Caso Cucchi, la figlia di Pinelli: “Una democrazia è compiuta quando riconosce gli errori”
Lo dice in un sussurro: “Una democrazia è compiuta nel momento in cui riconosce gli errori e non ha paura della verità”. Claudia Pinelli è la figlia di Pino Pinelli, il ferroviere anarchico entrato vivo nella questura di Milano dopo la strage di piazza Fontana, nel dicembre 1969, e uscito morto dopo ore di interrogatorio e un volo dalla finestra del quarto piano. Esistono foto privatissime, di un bianco e nero struggente, che la ritraggono in braccio al padre, insieme alla sorella Silvia e accanto alla madre Licia.

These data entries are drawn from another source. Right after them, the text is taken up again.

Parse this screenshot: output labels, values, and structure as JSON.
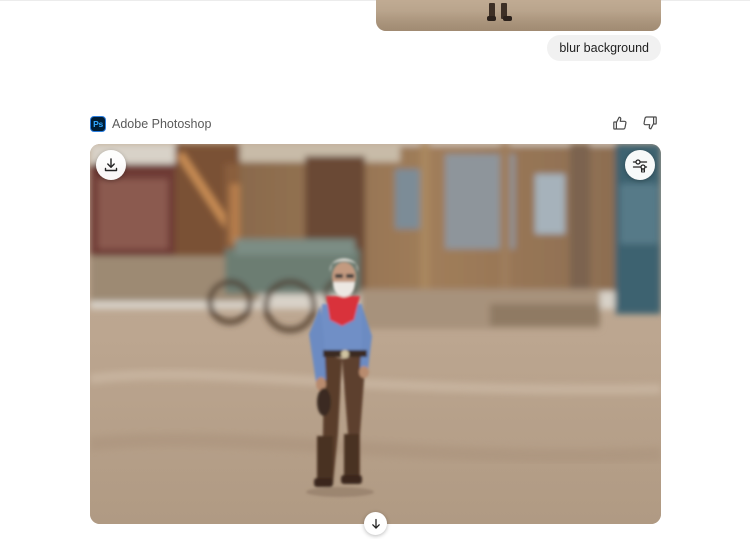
{
  "conversation": {
    "previous_image": {
      "icon": "photo-thumbnail"
    },
    "user_message": {
      "text": "blur background"
    },
    "assistant": {
      "app_name": "Adobe Photoshop",
      "logo_text": "Ps",
      "logo_colors": {
        "background": "#001e36",
        "accent": "#31a8ff"
      },
      "feedback": {
        "like_icon": "thumbs-up-icon",
        "dislike_icon": "thumbs-down-icon"
      },
      "image": {
        "download_icon": "download-icon",
        "adjust_icon": "adjust-sliders-icon"
      }
    }
  },
  "scroll_down": {
    "icon": "arrow-down-icon"
  }
}
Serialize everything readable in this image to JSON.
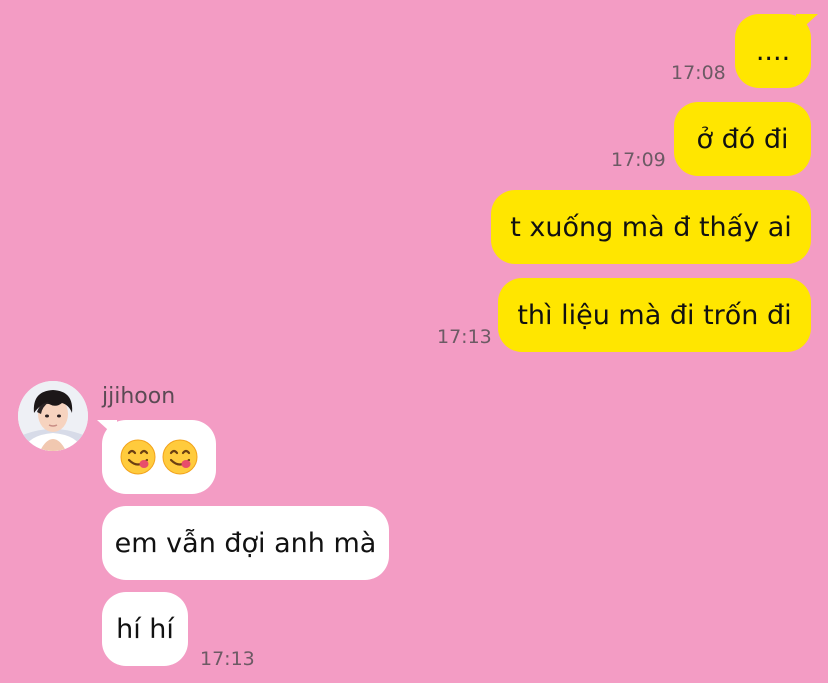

Ora che i magistrati romani hanno chiuso l’indagine sulla fine di Stefano Cucchi, fermato dai carabinieri il 15 ottobre 2009 e morto una settimana dopo, formalizzando per tre carabinieri l’accusa di omicidio preterintenzionale, Claudia pensa al dolore e alla forza di Ilaria Cucchi, e ad altre foto, diventate pubbliche e violentemente a colori: “Ilaria ha dovuto far circolare le immagini di suo fratello Stefano, per rompere il muro del silenzio. Pensate la sofferenza che ha dovuto provare, nel rendere pubbliche quelle fotografie terribili. È così, ieri come oggi: le famiglie devono sobbarcarsi di pesi enormi. Ilaria Cucchi ha dovuto combattere per sette anni per ottenere questo risultato. E la mamma di Federico Aldrovandi ha dovuto aprire un blog, per far conoscere a tutti la storia di suo figlio diciottenne, morto nel 2005 a Ferrara per le percosse ricevute durante un controllo di polizia. E Giuseppe Uva? Due pm sono andati sotto inchiesta e sono stati sanzionati per ritardi e negligenze nelle indagini sul giovane morto dopo essere stato fermato a Varese nel 2008”.

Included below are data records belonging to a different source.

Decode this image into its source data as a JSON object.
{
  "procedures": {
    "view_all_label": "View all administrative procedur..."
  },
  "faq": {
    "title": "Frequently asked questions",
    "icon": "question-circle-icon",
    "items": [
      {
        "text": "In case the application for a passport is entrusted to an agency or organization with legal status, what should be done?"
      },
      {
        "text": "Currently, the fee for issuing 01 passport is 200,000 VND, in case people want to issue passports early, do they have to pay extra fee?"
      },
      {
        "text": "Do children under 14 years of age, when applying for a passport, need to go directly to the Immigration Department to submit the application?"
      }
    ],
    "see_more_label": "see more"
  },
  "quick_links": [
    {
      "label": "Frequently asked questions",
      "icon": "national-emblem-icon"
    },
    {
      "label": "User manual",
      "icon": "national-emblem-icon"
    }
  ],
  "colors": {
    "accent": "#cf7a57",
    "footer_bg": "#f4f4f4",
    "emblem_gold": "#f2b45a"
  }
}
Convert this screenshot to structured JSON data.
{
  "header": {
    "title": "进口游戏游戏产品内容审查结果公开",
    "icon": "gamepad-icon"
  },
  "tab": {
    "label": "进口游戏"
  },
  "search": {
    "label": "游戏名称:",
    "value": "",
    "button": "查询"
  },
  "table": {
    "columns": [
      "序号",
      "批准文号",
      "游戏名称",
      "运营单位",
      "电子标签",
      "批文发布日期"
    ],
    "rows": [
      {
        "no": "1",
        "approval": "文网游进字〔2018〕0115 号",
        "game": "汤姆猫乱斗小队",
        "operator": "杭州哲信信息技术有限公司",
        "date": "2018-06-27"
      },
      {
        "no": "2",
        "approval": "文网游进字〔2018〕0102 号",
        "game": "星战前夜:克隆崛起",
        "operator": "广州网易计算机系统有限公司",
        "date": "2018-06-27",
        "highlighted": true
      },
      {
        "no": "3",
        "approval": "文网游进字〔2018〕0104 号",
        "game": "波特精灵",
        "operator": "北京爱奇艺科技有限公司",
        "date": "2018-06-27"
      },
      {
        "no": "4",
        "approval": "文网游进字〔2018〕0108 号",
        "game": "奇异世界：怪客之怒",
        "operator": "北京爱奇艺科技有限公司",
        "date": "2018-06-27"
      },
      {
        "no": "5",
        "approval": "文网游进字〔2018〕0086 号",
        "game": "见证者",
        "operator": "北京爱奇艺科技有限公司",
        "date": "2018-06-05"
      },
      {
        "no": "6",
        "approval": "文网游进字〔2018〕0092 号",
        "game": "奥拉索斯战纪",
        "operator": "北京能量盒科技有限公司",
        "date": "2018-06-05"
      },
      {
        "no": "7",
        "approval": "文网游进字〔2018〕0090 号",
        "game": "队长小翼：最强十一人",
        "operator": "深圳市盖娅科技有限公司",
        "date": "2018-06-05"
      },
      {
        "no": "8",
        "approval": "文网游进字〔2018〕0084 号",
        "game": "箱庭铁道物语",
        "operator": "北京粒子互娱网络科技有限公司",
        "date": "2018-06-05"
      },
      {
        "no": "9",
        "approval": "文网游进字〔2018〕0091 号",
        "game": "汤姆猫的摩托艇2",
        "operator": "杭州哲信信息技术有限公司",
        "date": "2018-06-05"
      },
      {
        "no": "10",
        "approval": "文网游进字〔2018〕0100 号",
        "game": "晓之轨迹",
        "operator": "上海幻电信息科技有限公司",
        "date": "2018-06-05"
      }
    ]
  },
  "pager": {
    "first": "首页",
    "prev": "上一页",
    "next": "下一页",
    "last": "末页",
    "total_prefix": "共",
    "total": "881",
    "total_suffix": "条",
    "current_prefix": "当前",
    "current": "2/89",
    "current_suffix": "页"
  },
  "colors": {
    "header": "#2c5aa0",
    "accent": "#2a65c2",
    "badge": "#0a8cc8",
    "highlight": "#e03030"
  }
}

Claudia continua: “C’è chi copre e depista. Ma in una democrazia compiuta, lo Stato quando sbaglia dovrebbe riconoscere i suoi errori. Se uno muore quando è nelle mani dello Stato, in una caserma, in una questura, in un carcere, sotto la tutela dello Stato, dovrebbe essere lo Stato a fare chiarezza, a spiegare la verità alle famiglie e ai cittadini. Invece, oggi come ieri, sono le famiglie e gli amici che devono muoversi, resistere per anni, promuovere azioni dolorose, faticose e oltre a tutto costose, per cercare di arrivare alla verità. I casi di cui siamo a conoscenza sono quelli che sono finiti sui giornali, per il coraggio delle famiglie che hanno parlato e si sono date da fare. Anche sostenendo spese pesanti. Chi invece non ha una famiglia alle spalle resta senza nome e senza giustizia”.
E non è mai finita: “La strada è ancora lunga e in salita: ora è stata riconosciuta l’accusa di omicidio per i tre carabinieri, ma dovrà esserci un processo, con tre gradi di giudizio”. Le cose non stanno affatto progredendo, secondo Claudia Pinelli: “Negli anni Ottanta la situazione era un po’ migliorata, con un tentativo di democratizzazione della polizia. Oggi invece è favorito l’ingresso nella polizia e nei carabinieri di chi sceglie la leva militare facoltativa; così i corpi di pubblica sicurezza sono sempre più militarizzati”.